The main buff baldy should have been the focal point of the whole movie—especially considering he is Garry Medeiros, the man who wrote and directed the movie! He makes an awesome final guy. His scene against Wilcox is awesome—as is the reveal of what’s really under Wilcox’s mask. EEK!
DARK FIELDS (2006)
As five kids jump in a car to head to a concert, if you can stand to listen to the endless adolescent banter (complete with an obnoxious guy you’ll want to die first), you’ll eventually arrive at the moment when they run out of gas and one of them heads to a nearby house looking for a phone.
When he doesn’t return, the others all go to the house, starting what becomes pretty much an entire movie about four kids exploring a really, really, really dark house. Eventually, a couple die with little gore, we meet the killer—a big guy in a jumpsuit with Samara hair over his face—the two remaining girls find a shrine room with newspaper clippings on the wall that explain everything, and they end up being chased to a butcher shop, where the big final confrontation takes place.

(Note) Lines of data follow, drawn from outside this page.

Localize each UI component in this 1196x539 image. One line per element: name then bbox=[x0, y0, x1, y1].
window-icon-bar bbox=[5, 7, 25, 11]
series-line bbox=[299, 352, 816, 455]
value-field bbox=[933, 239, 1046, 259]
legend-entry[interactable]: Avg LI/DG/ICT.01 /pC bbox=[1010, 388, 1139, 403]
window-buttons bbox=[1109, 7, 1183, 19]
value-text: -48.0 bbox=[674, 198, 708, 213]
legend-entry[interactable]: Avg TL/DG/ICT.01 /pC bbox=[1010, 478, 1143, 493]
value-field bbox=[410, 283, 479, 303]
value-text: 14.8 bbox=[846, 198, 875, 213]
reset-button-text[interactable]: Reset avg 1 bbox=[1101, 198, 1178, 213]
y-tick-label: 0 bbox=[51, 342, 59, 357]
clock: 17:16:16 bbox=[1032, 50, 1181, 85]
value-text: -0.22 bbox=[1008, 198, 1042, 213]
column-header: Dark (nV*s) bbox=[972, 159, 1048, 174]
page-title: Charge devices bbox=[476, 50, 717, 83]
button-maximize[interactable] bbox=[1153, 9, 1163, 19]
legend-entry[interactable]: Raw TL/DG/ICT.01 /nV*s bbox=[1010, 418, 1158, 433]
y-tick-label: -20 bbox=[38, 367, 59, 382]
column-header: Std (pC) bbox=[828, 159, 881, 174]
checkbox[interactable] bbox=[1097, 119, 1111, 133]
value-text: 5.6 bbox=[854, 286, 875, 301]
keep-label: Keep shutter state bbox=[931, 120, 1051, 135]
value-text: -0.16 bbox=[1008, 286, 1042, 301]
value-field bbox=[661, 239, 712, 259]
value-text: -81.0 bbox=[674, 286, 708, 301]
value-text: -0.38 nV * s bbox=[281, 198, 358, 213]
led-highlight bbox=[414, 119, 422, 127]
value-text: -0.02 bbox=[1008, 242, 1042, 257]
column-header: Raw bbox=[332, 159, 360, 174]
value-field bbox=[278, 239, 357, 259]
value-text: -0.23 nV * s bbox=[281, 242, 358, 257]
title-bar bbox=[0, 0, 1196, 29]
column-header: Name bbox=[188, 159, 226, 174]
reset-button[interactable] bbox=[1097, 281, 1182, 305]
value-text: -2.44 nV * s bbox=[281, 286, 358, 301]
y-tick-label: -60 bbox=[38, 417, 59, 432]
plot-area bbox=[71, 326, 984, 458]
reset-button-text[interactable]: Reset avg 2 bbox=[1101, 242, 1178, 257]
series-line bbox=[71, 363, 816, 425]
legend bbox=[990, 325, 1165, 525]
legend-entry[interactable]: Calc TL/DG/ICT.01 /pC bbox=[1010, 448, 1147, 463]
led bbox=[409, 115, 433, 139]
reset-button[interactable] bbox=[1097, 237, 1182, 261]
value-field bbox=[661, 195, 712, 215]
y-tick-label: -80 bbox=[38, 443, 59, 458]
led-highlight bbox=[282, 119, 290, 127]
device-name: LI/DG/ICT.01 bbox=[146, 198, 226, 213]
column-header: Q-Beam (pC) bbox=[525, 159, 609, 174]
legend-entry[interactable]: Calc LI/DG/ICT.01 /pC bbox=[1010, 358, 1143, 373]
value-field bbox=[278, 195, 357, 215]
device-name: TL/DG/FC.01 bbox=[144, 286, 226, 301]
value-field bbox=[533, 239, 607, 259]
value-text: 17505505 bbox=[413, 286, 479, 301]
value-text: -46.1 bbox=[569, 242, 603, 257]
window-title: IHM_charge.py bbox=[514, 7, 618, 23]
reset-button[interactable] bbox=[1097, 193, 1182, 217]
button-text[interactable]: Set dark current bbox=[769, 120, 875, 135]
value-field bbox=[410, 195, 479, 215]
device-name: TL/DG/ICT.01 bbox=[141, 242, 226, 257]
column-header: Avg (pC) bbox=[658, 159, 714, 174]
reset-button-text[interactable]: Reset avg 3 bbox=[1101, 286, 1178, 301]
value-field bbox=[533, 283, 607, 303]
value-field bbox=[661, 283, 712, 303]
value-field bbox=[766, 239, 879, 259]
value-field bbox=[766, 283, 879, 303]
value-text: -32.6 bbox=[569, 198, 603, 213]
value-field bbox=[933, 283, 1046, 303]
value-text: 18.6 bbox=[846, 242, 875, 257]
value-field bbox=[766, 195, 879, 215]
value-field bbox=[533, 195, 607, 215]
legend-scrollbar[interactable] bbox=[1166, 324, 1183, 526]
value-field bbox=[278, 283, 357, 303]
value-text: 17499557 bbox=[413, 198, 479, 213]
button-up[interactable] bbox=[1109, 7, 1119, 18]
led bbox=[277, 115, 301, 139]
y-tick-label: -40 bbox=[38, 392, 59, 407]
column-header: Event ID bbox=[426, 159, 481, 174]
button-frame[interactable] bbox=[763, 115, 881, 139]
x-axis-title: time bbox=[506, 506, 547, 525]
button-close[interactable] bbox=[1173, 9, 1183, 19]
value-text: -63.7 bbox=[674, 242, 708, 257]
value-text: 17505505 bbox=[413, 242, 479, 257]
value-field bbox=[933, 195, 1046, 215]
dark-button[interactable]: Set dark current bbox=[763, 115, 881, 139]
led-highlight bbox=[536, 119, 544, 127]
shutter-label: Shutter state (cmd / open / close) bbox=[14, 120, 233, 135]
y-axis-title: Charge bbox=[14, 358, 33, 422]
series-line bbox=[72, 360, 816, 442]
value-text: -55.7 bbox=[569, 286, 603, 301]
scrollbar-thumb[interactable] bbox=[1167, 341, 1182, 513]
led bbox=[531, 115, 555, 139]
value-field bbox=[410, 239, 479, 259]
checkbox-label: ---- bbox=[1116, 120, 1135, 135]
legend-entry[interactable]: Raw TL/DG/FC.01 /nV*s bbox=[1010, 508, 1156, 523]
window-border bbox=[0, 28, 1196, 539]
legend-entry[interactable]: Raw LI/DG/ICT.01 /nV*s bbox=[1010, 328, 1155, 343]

There are so many stretches of nothing happening in the film, a low body count, and no feeling of connection to the characters. Even the killer gets little chance to deliver a menacing experience. And the main girl seems to want to be killed, because she just keeps making stupid, ridiculously brazen moves.
There was one part of the film that I really liked because there was something humorous about it, and it involves the girls interacting with a guy who gives them a ride to the butcher shop. Great scene.